Second derivative of a metric and the Riemann curvature tensor

[MarkovMarakov]

I can't see how to get the following result. Help would be appreciated!

This question has to do with the Riemann curvature tensor in inertial coordinates.

Such that, if I'm not wrong, (in inertial coordinates) R_{abcd}=\frac{1}{2} (g_{ad,bc}+g_{bc,ad}-g_{bd,ac}-g_{ac,bd})
where ",_i" denotes \partial \over \partial x^i.

How does g_{ab,cd}=-\frac{1}{3}(R_{acbd}+R_{adbc})?
______
So
-\frac{1}{3}(R_{acbd}+R_{adbc})=-\frac{1}{6}(g_{bc,ad}+g_{ad,bc}-g_{ba,cd}-g_{cd,ab}+g_{bd,ac}+g_{ac,bd}-g_{ab,cd}-g_{cd,ab})
=-\frac{1}{6}(g_{bc,ad}+g_{ad,bc}+g_{bd,ac}+g_{ac,bd})+\frac{1}{3}g_{cd,ab}+\frac{1}{3}g_{ab,cd}
But how does \frac{1}{6}(g_{bc,ad}+g_{ad,bc}+g_{bd,ac}+g_{ac,bd})+\frac{1}{3}g_{cd,ab}=\frac{2}{3}g_{ab,cd}
____
...Have I made a mistake?

 

[Bill_K]

How does g_ab,cd = −1/3(R_acbd + R_adbc)?

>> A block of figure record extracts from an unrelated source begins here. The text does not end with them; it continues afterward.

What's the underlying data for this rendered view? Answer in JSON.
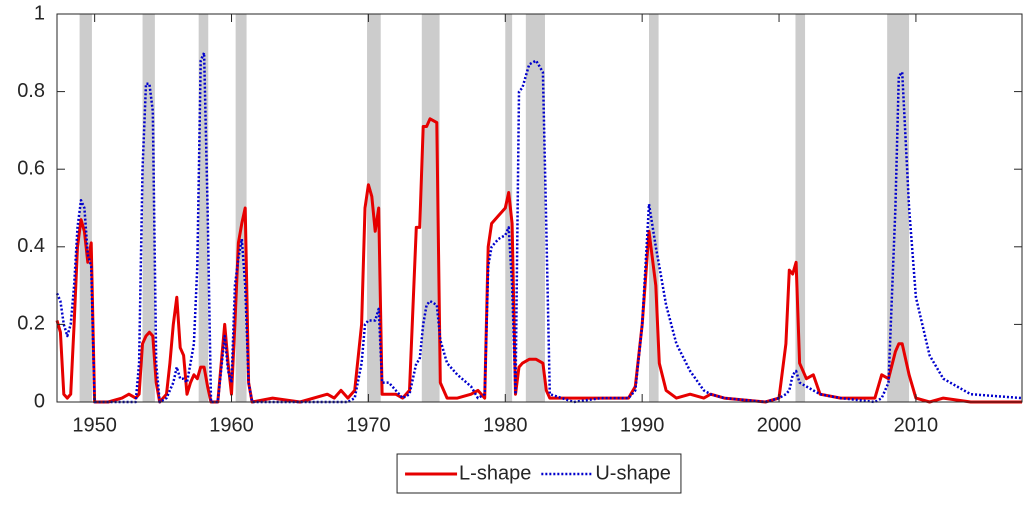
{
  "chart_data": {
    "type": "line",
    "x": [
      1947.25,
      1947.5,
      1947.75,
      1948.0,
      1948.25,
      1948.5,
      1948.75,
      1949.0,
      1949.25,
      1949.5,
      1949.75,
      1950.0,
      1951,
      1952,
      1952.5,
      1953,
      1953.25,
      1953.5,
      1953.75,
      1954.0,
      1954.25,
      1954.5,
      1954.75,
      1955.25,
      1955.5,
      1955.75,
      1956.0,
      1956.25,
      1956.5,
      1956.75,
      1957.0,
      1957.25,
      1957.5,
      1957.75,
      1958.0,
      1958.25,
      1958.5,
      1959.0,
      1959.5,
      1959.75,
      1960.0,
      1960.25,
      1960.5,
      1960.75,
      1961.0,
      1961.25,
      1961.5,
      1963,
      1965,
      1967,
      1967.5,
      1968,
      1968.5,
      1969.0,
      1969.5,
      1969.75,
      1970.0,
      1970.25,
      1970.5,
      1970.75,
      1971.0,
      1971.5,
      1972.0,
      1972.5,
      1973.0,
      1973.5,
      1973.75,
      1974.0,
      1974.25,
      1974.5,
      1975.0,
      1975.25,
      1975.75,
      1976.5,
      1977.5,
      1978.0,
      1978.5,
      1978.75,
      1979.0,
      1979.5,
      1980.0,
      1980.25,
      1980.5,
      1980.75,
      1981.0,
      1981.25,
      1981.75,
      1982.25,
      1982.75,
      1983.0,
      1983.25,
      1985,
      1987,
      1989.0,
      1989.5,
      1990.0,
      1990.5,
      1991.0,
      1991.25,
      1991.75,
      1992.5,
      1993.5,
      1994.5,
      1995.0,
      1996,
      1999,
      2000.0,
      2000.5,
      2000.75,
      2001.0,
      2001.25,
      2001.5,
      2002.0,
      2002.5,
      2003.0,
      2004.5,
      2007.0,
      2007.5,
      2008.0,
      2008.5,
      2008.75,
      2009.0,
      2009.5,
      2010.0,
      2011.0,
      2012.0,
      2014.0,
      2017.75
    ],
    "series": [
      {
        "name": "L-shape",
        "color": "#e60000",
        "dash": "solid",
        "values": [
          0.21,
          0.18,
          0.02,
          0.01,
          0.02,
          0.2,
          0.4,
          0.47,
          0.44,
          0.36,
          0.41,
          0.0,
          0.0,
          0.01,
          0.02,
          0.01,
          0.02,
          0.15,
          0.17,
          0.18,
          0.17,
          0.05,
          0.0,
          0.02,
          0.1,
          0.2,
          0.27,
          0.14,
          0.12,
          0.02,
          0.05,
          0.07,
          0.06,
          0.09,
          0.09,
          0.04,
          0.0,
          0.0,
          0.2,
          0.1,
          0.02,
          0.2,
          0.41,
          0.46,
          0.5,
          0.05,
          0.0,
          0.01,
          0.0,
          0.02,
          0.01,
          0.03,
          0.01,
          0.03,
          0.2,
          0.5,
          0.56,
          0.53,
          0.44,
          0.5,
          0.02,
          0.02,
          0.02,
          0.01,
          0.03,
          0.45,
          0.45,
          0.71,
          0.71,
          0.73,
          0.72,
          0.05,
          0.01,
          0.01,
          0.02,
          0.03,
          0.01,
          0.4,
          0.46,
          0.48,
          0.5,
          0.54,
          0.46,
          0.02,
          0.09,
          0.1,
          0.11,
          0.11,
          0.1,
          0.03,
          0.01,
          0.01,
          0.01,
          0.01,
          0.04,
          0.2,
          0.44,
          0.3,
          0.1,
          0.03,
          0.01,
          0.02,
          0.01,
          0.02,
          0.01,
          0.0,
          0.01,
          0.15,
          0.34,
          0.33,
          0.36,
          0.1,
          0.06,
          0.07,
          0.02,
          0.01,
          0.01,
          0.07,
          0.06,
          0.13,
          0.15,
          0.15,
          0.07,
          0.01,
          0.0,
          0.01,
          0.0,
          0.0
        ]
      },
      {
        "name": "U-shape",
        "color": "#0000cc",
        "dash": "dotted",
        "values": [
          0.28,
          0.26,
          0.2,
          0.17,
          0.2,
          0.3,
          0.45,
          0.52,
          0.5,
          0.38,
          0.35,
          0.0,
          0.0,
          0.0,
          0.0,
          0.0,
          0.1,
          0.6,
          0.82,
          0.82,
          0.75,
          0.1,
          0.0,
          0.01,
          0.03,
          0.05,
          0.09,
          0.06,
          0.06,
          0.05,
          0.1,
          0.15,
          0.35,
          0.88,
          0.9,
          0.5,
          0.0,
          0.0,
          0.17,
          0.08,
          0.05,
          0.3,
          0.37,
          0.42,
          0.3,
          0.05,
          0.0,
          0.0,
          0.0,
          0.0,
          0.0,
          0.0,
          0.0,
          0.01,
          0.1,
          0.2,
          0.21,
          0.21,
          0.21,
          0.24,
          0.05,
          0.05,
          0.03,
          0.01,
          0.02,
          0.1,
          0.11,
          0.2,
          0.25,
          0.26,
          0.25,
          0.16,
          0.1,
          0.07,
          0.04,
          0.01,
          0.02,
          0.35,
          0.4,
          0.42,
          0.43,
          0.45,
          0.3,
          0.02,
          0.8,
          0.81,
          0.87,
          0.88,
          0.85,
          0.45,
          0.02,
          0.0,
          0.01,
          0.01,
          0.03,
          0.2,
          0.51,
          0.4,
          0.35,
          0.25,
          0.15,
          0.08,
          0.03,
          0.02,
          0.01,
          0.0,
          0.01,
          0.02,
          0.03,
          0.07,
          0.08,
          0.05,
          0.04,
          0.03,
          0.02,
          0.01,
          0.0,
          0.01,
          0.05,
          0.5,
          0.84,
          0.85,
          0.5,
          0.27,
          0.12,
          0.06,
          0.02,
          0.01
        ]
      }
    ],
    "shaded_periods": [
      [
        1948.9,
        1949.8
      ],
      [
        1953.5,
        1954.4
      ],
      [
        1957.6,
        1958.3
      ],
      [
        1960.3,
        1961.1
      ],
      [
        1969.9,
        1970.9
      ],
      [
        1973.9,
        1975.2
      ],
      [
        1980.0,
        1980.5
      ],
      [
        1981.5,
        1982.9
      ],
      [
        1990.5,
        1991.2
      ],
      [
        2001.2,
        2001.9
      ],
      [
        2007.9,
        2009.5
      ]
    ],
    "shade_color": "#cccccc",
    "xlim": [
      1947.25,
      2017.75
    ],
    "xticks": [
      1950,
      1960,
      1970,
      1980,
      1990,
      2000,
      2010
    ],
    "ylim": [
      0,
      1
    ],
    "yticks": [
      0,
      0.2,
      0.4,
      0.6,
      0.8,
      1
    ],
    "legend": "bottom"
  }
}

Clearly it doesn't! I'd be curious to know where you saw the relationship.

The RHS is known as the symmetrized Riemann tensor, S_abcd ≡ −1/3(R_acbd + R_adbc). It has 20 independent components, just like the Riemann tensor, with symmetries S_abcd = S_bacd = S_abdc = S_cdab and S_abcd + S_acdb + S_adbc = 0. Conversely the Riemann tensor can be given in terms of the symmetrized tensor as R_abcd = S_adcb - S_acdb.